Let’s be honest: our current love of angels owes a lot to Robbie Williams. His career was sinking without trace when ‘Angels’ catapulted him to super-stardom. It is played at christening parties, weddings, and funerals, with ‘angel’ becoming the ‘perfect’ human form – baby, bride, departed loved one – a fantasy. The official video is both revealing and disturbing: Robbie’s angel is a beautiful and passive woman who provides a means of avoiding any troubling introspection. Unlike an ordinary (real) woman, this fantasy does not demand reciprocity, to be treated as a human being; her acceptance of who he is neither asks for nor empowers change, but colludes in the status quo. Here, the salvation being offered is simply the resuscitation of a flagging ego; but there is no possibility of relationship, as we locate ourselves in an eternal present moment, without shared past or hope of a shared future.*

The writers of Dr Who brilliantly subverted the angel image with the Weeping Angels, aliens who take the form of ‘angel’ statues, moving at terrifying speed when their victim blinks – don’t blink! – and killing by transporting you to another time in which to grow old and die, separated from your loved ones.
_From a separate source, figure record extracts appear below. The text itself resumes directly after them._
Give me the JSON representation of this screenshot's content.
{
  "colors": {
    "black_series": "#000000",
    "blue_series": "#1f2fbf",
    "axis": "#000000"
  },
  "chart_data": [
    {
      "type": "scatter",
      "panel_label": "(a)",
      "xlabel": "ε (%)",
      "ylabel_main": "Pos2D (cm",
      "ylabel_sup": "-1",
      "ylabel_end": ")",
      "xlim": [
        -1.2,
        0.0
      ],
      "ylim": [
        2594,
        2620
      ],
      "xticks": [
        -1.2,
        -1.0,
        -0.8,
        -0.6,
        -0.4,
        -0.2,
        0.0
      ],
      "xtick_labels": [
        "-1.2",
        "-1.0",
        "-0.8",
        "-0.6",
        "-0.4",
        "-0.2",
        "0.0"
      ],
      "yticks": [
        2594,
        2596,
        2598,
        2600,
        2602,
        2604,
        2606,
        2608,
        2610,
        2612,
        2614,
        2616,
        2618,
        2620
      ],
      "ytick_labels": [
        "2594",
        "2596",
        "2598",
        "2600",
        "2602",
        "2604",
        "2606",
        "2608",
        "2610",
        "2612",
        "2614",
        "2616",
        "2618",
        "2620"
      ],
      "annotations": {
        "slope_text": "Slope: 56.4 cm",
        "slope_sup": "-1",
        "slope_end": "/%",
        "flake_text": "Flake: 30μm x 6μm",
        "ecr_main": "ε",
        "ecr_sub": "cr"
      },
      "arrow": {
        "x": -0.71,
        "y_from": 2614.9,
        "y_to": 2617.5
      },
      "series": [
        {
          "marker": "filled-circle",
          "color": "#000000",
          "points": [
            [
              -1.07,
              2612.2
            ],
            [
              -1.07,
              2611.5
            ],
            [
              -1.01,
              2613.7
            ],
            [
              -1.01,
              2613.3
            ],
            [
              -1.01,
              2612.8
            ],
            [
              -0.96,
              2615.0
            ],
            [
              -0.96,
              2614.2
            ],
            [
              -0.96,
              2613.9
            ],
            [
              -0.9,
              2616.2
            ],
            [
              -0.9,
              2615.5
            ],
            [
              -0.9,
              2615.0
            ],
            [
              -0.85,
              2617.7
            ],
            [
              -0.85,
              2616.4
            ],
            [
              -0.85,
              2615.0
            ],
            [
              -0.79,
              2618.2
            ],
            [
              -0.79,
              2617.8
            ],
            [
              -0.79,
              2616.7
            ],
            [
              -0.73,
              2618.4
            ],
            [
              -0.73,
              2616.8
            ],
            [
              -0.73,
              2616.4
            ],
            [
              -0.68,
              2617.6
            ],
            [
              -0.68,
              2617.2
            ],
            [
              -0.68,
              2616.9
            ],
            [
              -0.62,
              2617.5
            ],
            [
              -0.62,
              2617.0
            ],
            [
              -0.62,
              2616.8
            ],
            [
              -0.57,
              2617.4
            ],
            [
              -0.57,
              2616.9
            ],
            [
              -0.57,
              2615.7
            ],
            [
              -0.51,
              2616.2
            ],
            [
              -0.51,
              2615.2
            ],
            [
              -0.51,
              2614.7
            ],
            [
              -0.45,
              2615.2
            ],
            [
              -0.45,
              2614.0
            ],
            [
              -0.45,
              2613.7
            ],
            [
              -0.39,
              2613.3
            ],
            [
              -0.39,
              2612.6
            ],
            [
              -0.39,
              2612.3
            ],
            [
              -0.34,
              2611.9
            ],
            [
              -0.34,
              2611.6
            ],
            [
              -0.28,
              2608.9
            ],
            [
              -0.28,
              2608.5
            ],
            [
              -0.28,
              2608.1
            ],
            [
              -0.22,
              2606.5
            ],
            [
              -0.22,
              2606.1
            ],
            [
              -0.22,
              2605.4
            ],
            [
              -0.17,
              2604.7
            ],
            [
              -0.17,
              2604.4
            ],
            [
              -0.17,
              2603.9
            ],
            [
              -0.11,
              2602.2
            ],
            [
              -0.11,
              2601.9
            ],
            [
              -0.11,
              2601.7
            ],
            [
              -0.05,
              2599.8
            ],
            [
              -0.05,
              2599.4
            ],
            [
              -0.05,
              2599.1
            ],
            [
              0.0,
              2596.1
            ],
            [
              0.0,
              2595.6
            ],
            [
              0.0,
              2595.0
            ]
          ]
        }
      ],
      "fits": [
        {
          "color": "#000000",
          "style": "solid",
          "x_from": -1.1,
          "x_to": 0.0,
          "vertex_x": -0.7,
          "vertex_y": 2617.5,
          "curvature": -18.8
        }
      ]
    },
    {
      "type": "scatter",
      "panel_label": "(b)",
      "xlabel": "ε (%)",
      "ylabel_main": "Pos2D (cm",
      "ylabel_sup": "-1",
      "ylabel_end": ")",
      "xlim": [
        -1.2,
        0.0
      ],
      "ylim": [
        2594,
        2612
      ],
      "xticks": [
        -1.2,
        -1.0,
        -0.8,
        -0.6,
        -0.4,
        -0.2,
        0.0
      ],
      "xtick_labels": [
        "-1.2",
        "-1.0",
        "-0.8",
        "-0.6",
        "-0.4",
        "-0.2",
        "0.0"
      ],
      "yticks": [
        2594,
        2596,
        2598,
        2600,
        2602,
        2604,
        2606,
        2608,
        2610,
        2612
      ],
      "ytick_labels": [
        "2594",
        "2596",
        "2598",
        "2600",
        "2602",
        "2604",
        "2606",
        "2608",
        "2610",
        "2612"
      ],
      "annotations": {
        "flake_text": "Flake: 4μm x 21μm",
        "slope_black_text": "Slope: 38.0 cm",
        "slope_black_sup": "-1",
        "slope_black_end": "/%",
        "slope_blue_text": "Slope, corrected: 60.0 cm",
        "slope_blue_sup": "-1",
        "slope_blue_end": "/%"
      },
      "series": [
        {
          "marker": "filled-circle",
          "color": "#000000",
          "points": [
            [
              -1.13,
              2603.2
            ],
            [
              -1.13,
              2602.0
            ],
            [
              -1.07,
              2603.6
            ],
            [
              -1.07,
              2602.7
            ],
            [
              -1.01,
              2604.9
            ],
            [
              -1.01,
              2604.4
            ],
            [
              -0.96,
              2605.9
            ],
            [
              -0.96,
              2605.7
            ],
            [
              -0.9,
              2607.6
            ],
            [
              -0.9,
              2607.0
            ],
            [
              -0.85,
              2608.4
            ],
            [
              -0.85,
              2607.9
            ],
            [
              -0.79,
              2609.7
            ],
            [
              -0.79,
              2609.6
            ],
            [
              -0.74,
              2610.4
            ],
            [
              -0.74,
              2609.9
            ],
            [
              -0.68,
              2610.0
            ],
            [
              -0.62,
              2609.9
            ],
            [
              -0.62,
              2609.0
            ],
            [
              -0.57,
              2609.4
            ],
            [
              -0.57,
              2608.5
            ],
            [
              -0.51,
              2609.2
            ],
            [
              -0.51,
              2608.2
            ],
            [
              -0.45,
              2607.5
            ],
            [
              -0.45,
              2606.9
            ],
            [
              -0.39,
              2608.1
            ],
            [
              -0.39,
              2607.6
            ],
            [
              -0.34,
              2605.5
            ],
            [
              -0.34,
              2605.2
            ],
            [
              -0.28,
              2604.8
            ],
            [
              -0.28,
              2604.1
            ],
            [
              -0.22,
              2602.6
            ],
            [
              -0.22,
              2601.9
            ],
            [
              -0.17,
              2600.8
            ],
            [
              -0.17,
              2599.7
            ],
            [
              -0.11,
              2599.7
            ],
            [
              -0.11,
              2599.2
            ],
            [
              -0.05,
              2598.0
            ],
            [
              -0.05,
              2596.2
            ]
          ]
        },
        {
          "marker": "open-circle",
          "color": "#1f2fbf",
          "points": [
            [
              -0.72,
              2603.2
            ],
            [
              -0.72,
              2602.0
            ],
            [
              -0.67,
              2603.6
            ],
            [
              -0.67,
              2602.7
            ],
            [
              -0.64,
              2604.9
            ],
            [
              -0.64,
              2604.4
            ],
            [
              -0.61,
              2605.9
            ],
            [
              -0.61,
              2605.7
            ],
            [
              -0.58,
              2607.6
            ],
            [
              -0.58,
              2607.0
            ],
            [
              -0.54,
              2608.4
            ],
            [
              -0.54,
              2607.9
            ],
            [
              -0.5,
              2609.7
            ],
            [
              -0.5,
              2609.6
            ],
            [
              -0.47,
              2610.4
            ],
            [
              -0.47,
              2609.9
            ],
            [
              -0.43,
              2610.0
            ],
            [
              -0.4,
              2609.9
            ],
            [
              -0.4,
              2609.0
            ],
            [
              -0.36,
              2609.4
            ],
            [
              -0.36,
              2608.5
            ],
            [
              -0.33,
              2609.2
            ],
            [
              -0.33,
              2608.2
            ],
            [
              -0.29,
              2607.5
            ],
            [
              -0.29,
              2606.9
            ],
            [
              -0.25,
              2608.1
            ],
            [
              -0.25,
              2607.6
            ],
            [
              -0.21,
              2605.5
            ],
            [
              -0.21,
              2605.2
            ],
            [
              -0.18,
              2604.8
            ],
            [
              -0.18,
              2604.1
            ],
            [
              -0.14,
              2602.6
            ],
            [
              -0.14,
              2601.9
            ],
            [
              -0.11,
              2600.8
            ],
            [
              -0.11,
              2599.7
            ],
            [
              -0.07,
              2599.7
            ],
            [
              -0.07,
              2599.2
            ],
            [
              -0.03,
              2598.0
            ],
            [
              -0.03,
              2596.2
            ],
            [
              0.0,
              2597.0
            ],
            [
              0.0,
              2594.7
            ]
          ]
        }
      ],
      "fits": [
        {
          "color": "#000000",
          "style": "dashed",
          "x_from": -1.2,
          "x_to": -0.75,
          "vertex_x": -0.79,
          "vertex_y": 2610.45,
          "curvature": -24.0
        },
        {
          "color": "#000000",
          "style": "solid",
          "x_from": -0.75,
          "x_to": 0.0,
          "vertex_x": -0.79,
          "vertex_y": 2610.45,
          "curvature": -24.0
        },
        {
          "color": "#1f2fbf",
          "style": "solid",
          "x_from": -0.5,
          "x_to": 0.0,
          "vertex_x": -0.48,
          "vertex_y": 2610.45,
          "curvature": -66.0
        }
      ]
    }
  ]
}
Are angels comforting, or frightening? Perhaps our turning people into angels separates us from the difficult but life-giving relationships with flesh-and-blood humans?

Just up the road from us, in Gateshead, stands the Angel of the North. It is an iconic image of North East England. Sculptor Antony Gormley said this:

“People are always asking, why an angel? The only response I can give is that no-one has ever seen one and we need to keep imagining them. The angel has three functions – firstly a historic one to remind us that below this site coal miners worked in the dark for two hundred years, secondly to grasp hold of the future, expressing our transition from the industrial to the information age, and lastly to be a focus for our hopes and fears – a sculpture is an evolving thing.”

This Angel resonates with our need for angels. But Gormley unpacks that need in terms of a disruption – travellers going about their everyday business pass this angel at a rate of more than one person per second – that connects us to the past, to the future, and to our hopes and fears.

And this disruption, and those particular connections, seem to me to make the Angel a good place to start Advent (which begins on Sunday) – with its stories filled with angels…


*“Desire’s balancing point between past and future means that it can only exist as a gift nourished by a promise.” Revd Dr Jessica Martin, prologue to the Pilling Report (Report of the House of Bishops Working Group on human sexuality), p. xv.